馬車の窓から外を見る。ガラス張りの建造物なのもあって眺めがいい。
さっきいた商人区がどんどん小さくなっていく。上を見ると、白く空にも届きそうな建造物、風神隊本部がどんどん巨大に迫ってくるように見える。
「でけー・・・」
真っ白な塔だ。そうだな・・・スカイツリーと六本木ヒルズを足したような建物。
高さはそこまでではないけど、風神が言うには30階まであるそうだ。
3000mの山肌に30階建て・・・恐ろしい高さだ。
リフトは数回駅で停車し、ついに頂上部についた。
ルフトから降りて、そのまま馬車であの白い塔のたもとまで走る。
その立地のせいか後ろを見れば空しか見えない。
キキーッ!!
馬車が止まった。どうやらついたらしい。
「つきましたね。さぁ、聖王様!!長旅お疲れ様でした。そしてようこそ!ここが私達の所属する七星賢者隊風神隊本部です!!」
リーゼロッテが勢い良く馬車の扉を開けた。
夜光石:この世界の夜の光源。見た目は郷土品の蛍石のような見た目で、魔力を得ると緑色に光る。

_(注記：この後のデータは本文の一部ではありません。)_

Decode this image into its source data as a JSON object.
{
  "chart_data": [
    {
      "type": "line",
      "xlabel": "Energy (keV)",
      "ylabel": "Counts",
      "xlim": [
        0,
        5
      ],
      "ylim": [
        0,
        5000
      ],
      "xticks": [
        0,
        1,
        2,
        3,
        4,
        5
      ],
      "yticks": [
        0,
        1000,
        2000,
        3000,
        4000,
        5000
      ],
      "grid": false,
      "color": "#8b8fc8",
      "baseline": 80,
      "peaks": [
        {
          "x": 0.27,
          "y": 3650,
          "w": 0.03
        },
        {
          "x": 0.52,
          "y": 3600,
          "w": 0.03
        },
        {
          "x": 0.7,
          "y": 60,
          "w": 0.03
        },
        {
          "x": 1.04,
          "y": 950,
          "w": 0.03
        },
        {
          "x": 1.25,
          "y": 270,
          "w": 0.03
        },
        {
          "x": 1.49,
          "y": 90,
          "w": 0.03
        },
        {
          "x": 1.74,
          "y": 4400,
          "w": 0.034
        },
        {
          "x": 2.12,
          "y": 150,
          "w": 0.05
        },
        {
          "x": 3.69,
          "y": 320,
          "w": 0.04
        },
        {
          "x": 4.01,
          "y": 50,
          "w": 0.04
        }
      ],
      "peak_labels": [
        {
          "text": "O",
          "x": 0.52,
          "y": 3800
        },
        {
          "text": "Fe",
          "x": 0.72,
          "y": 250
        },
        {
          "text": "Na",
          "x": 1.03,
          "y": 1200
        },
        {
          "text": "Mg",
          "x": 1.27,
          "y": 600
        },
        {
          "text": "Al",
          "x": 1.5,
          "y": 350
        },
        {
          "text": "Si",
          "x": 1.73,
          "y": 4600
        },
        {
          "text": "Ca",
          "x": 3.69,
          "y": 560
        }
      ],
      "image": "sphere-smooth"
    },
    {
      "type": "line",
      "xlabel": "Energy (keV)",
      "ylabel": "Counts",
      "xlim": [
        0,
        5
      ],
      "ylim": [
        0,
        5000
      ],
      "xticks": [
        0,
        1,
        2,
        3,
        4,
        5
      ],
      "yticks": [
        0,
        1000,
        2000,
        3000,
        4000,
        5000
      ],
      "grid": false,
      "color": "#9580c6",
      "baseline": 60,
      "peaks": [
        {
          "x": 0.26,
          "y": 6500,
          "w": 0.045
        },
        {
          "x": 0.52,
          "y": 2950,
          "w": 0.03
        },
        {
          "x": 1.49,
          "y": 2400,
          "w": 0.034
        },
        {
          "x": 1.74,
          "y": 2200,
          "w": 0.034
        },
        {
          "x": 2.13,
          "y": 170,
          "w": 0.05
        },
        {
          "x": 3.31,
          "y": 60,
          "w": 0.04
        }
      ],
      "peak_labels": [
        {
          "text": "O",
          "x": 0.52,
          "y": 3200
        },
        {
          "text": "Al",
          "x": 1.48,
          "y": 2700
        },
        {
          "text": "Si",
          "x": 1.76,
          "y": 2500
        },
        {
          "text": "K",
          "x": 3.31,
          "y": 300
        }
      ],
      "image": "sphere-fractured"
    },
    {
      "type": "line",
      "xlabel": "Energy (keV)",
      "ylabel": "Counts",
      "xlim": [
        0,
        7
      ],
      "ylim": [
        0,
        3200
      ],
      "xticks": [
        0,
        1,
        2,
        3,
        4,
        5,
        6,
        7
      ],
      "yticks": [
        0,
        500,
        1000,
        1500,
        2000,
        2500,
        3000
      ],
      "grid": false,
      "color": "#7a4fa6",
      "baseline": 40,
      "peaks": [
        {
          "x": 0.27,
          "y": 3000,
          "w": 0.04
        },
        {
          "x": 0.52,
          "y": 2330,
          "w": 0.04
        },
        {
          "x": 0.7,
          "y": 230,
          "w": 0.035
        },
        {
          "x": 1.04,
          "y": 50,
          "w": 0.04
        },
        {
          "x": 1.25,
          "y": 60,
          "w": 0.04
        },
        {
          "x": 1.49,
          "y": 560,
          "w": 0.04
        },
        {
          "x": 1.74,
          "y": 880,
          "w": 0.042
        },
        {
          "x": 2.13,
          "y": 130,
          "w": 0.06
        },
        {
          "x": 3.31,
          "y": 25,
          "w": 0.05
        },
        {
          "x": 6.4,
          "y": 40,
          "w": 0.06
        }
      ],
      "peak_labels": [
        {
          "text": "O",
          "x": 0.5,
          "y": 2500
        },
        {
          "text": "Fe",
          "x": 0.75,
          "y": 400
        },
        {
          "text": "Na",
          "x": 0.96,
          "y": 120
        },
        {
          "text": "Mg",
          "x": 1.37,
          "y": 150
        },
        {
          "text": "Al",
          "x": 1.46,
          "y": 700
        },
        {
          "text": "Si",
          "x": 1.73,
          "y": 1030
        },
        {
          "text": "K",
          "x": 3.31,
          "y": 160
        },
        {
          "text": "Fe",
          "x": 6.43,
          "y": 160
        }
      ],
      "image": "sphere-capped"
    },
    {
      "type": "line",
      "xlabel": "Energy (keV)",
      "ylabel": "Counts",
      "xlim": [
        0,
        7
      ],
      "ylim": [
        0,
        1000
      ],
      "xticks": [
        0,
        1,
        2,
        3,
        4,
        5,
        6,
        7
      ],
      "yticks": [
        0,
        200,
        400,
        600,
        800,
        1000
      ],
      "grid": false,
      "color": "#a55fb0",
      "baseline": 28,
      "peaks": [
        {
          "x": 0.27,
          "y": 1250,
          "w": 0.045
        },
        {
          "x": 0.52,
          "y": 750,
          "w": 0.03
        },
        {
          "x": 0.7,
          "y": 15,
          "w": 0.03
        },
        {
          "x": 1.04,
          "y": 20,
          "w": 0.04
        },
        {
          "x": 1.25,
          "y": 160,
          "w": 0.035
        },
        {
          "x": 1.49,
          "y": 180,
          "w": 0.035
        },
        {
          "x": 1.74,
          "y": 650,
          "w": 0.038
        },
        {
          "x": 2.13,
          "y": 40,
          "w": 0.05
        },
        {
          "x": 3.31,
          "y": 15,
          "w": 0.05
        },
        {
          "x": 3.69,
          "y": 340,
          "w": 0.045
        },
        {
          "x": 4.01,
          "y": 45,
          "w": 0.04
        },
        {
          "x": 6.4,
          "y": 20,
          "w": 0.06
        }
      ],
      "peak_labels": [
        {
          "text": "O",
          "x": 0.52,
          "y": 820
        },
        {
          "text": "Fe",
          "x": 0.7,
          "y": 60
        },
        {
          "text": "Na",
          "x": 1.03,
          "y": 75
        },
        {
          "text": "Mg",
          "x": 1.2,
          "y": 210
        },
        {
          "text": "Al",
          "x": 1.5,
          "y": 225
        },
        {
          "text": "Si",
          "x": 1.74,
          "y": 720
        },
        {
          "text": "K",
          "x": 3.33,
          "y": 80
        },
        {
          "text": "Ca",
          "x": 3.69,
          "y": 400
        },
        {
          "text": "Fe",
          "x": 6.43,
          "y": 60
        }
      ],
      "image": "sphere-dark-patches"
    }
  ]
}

エアロヒル:風の国の首都。諸国の中で最大の人口と魔法技術を誇る。
リフト:タテ型構造都市エアロヒルで大型の荷物や馬車を運搬するために使う巨大なエスカレーターのようなもの
客車:エアロヒル内を移動する際に人々がのる電車のようなもの
風神隊本部:3000m級の斜面にあるエアロヒルの頂上部にある風神隊の本部。白い建造物で30階建て。